Zur Lage der Wirtschaft oder: Wir brauchen einen Paradigmenwechsel!

Kennen Sie das?: Jedes Jahr mehr Daten und Zahlen, aber der Überblick ist weg! Scheinbar höchste Genauigkeit, auf zwei Stellen hinter dem Komma berechnet, der Irrtum liegt dann im sechsstelligen Bereich (vor dem Komma)! Die Dinge geraten außer Kontrolle, man fühlt sich eher als Passagier denn als Steuermann.

Aber: Hat man nicht ausgefuchste Controllingsysteme in den Unternehmen aufgebaut? Eigentlich weiß man doch genau, was jeder Handgriff im Unternehmen kostet, man schreibt sich fleißig gegenseitig virtuelle Rechnungen und beschäftigt viele Leute mit der internen Verrechnung. Wie kann es also zu so katastrophalen Ergebnissen kommen?

Die doktrinären Mainstreams der Managementgurus der letzten Jahre erweisen sich jetzt zunehmend als unbrauchbar, zum Teil sogar als gefährlich falsch. Ein Blick in den Wirtschaftsteil der Tageszeitungen und Magazine genügt, um zu sehen, in welchem Zustand weite Bereiche der Wirtschaft sich derzeit befinden. Es herrscht Ratlosigkeit, gefährlicher Orientierungsverlust, man(ager) steckt in einer Sackgasse.

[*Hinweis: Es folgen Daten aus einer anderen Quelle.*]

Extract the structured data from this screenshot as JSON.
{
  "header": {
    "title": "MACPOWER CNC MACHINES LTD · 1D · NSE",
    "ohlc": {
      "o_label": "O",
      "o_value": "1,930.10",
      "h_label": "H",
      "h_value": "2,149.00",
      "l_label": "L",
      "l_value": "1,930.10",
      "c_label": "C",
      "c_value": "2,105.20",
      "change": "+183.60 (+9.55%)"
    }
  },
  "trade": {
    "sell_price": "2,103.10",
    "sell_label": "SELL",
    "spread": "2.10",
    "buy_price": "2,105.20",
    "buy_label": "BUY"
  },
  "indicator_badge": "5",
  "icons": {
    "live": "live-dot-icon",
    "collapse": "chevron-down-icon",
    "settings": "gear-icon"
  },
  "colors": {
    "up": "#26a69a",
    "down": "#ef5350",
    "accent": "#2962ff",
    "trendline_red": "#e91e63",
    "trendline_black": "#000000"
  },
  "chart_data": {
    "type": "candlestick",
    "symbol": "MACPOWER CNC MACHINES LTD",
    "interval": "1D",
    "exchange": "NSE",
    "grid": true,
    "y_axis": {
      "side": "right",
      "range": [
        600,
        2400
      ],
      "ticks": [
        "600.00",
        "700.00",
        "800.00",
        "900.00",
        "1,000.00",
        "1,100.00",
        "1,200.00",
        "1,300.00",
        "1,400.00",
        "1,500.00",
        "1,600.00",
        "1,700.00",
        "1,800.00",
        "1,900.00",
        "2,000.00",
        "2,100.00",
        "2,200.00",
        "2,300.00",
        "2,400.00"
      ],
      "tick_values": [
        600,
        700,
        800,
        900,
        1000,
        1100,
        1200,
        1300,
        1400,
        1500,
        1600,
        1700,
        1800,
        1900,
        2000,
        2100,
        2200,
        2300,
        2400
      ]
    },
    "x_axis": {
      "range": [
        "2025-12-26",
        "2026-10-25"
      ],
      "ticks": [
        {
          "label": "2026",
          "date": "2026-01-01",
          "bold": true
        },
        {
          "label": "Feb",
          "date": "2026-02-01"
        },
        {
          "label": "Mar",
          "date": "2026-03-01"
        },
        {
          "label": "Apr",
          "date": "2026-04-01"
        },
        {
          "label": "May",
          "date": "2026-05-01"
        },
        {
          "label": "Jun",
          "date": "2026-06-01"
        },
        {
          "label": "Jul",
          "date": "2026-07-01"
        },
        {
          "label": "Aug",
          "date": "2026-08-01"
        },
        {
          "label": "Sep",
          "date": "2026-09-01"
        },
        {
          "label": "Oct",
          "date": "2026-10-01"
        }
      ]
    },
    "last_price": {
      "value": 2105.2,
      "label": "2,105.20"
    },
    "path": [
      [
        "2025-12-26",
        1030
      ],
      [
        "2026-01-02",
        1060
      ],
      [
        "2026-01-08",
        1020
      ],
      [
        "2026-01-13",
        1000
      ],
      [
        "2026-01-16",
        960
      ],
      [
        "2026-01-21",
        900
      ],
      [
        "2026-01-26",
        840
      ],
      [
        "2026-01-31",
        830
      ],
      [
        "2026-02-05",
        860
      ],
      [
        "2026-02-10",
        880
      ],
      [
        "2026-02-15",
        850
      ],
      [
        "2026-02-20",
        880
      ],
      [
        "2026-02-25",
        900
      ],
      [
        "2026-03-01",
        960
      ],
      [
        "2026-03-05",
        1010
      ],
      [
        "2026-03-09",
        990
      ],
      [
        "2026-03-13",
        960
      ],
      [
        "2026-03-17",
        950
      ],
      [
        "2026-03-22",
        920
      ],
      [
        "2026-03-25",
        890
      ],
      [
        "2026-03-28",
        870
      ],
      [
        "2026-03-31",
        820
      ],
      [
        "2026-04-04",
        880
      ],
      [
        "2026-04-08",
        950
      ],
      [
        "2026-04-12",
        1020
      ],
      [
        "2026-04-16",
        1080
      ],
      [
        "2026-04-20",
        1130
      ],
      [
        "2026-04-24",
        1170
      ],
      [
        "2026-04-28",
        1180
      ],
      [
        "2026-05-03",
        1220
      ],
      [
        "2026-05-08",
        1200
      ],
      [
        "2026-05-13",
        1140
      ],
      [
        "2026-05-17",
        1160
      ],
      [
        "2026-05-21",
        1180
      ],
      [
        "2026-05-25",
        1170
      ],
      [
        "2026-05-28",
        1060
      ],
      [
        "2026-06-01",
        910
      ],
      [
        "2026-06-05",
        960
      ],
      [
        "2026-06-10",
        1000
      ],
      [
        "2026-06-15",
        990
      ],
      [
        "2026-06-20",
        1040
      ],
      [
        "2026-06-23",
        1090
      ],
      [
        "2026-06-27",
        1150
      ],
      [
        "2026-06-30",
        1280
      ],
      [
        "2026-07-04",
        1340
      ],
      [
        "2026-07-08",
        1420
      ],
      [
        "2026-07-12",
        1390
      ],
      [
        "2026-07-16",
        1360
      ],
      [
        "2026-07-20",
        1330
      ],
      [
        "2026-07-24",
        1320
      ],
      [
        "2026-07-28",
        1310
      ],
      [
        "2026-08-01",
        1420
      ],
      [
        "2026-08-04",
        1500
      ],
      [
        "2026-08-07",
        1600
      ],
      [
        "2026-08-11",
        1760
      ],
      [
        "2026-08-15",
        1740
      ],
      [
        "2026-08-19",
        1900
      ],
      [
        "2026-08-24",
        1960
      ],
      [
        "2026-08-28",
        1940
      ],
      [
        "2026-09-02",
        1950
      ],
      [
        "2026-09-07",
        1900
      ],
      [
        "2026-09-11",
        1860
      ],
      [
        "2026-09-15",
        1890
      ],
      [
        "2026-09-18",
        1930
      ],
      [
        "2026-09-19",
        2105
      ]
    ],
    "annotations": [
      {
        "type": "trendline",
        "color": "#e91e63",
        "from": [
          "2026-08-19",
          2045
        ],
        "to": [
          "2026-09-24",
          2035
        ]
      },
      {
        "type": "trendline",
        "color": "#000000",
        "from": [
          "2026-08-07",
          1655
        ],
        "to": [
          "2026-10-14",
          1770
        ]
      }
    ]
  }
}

Aber nicht zufällig, sondern als Folge der Management-Mainstreams der 90er Jahre. Wesentlich verursacht und profitabel ausgenutzt von Beratungsgesellschaften, von denen manche praktischerweise die von ihnen beratenen Unternehmen auch gleich prüften. Irritierend ist aber doch, dass genau die Berater, die sich die Mainstreams zunutze machten, jetzt auch wieder diejenigen sind, die am lautesten nach Veränderung rufen.

Und wo bleibt die Stimme der Wissenschaft?

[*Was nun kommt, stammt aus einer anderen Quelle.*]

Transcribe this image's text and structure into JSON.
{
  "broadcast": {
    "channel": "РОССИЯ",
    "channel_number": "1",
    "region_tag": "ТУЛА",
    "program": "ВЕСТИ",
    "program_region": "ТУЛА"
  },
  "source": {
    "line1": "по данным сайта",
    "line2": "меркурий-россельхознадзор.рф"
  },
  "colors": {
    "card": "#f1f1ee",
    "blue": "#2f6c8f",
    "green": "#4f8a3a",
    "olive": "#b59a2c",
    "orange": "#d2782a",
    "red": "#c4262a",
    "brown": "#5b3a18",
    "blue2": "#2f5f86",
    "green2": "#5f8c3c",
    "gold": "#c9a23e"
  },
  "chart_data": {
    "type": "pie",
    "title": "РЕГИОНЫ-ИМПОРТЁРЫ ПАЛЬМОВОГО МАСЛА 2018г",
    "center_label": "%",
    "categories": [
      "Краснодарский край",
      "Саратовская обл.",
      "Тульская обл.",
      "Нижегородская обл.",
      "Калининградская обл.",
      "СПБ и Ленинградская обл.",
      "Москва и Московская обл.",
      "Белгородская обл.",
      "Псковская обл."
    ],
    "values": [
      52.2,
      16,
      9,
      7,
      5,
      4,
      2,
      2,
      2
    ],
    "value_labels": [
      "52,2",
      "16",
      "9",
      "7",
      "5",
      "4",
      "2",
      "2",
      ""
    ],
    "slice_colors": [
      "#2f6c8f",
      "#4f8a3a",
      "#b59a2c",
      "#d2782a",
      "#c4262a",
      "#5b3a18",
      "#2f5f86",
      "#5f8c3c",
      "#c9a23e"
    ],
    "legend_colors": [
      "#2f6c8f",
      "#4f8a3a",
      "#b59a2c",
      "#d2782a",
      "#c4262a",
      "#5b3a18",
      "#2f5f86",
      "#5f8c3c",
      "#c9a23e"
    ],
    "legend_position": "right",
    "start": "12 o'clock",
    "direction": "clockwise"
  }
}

In früheren Jahrzehnten konnte man sich darauf verlassen, dass Universitäten auch zu aktuellen Trends und Themen Stellung bezogen. Mal positiv unterstützend, mal kritisch abwehrend. In der aktuellen Lage aber fehlt die Stimme der Wirtschaftswissenschaftler. Welcher Professor ist zu hören oder zu lesen mit Argumenten, zum Beispiel gegen das werte- und arbeitsvernichtende, totalitäre Diktat der Shareholdervalue-Orientierung der größeren und großen Aktiengesellschaften, die sich mittlerweile durch Basel II und Ratingvorgaben in gleich verheerender Weise im Mittelstand auswirkt!

Von Managern wird erwartet, dass sie nicht nur planen, sondern steuern, und zwar in Richtung Erfolg. Doch wer kennt die wesentlichen Einflussgrößen, ihre Vernetzung, die Wirkungszusammenhänge und die Logiken, denen sie folgen? In vielen Unternehmen verfährt man zur Zeit nach dem Grundsatz "Und als wir erkannten, dass wir erfolglos waren, verdoppelten wir unsere Anstrengungen!"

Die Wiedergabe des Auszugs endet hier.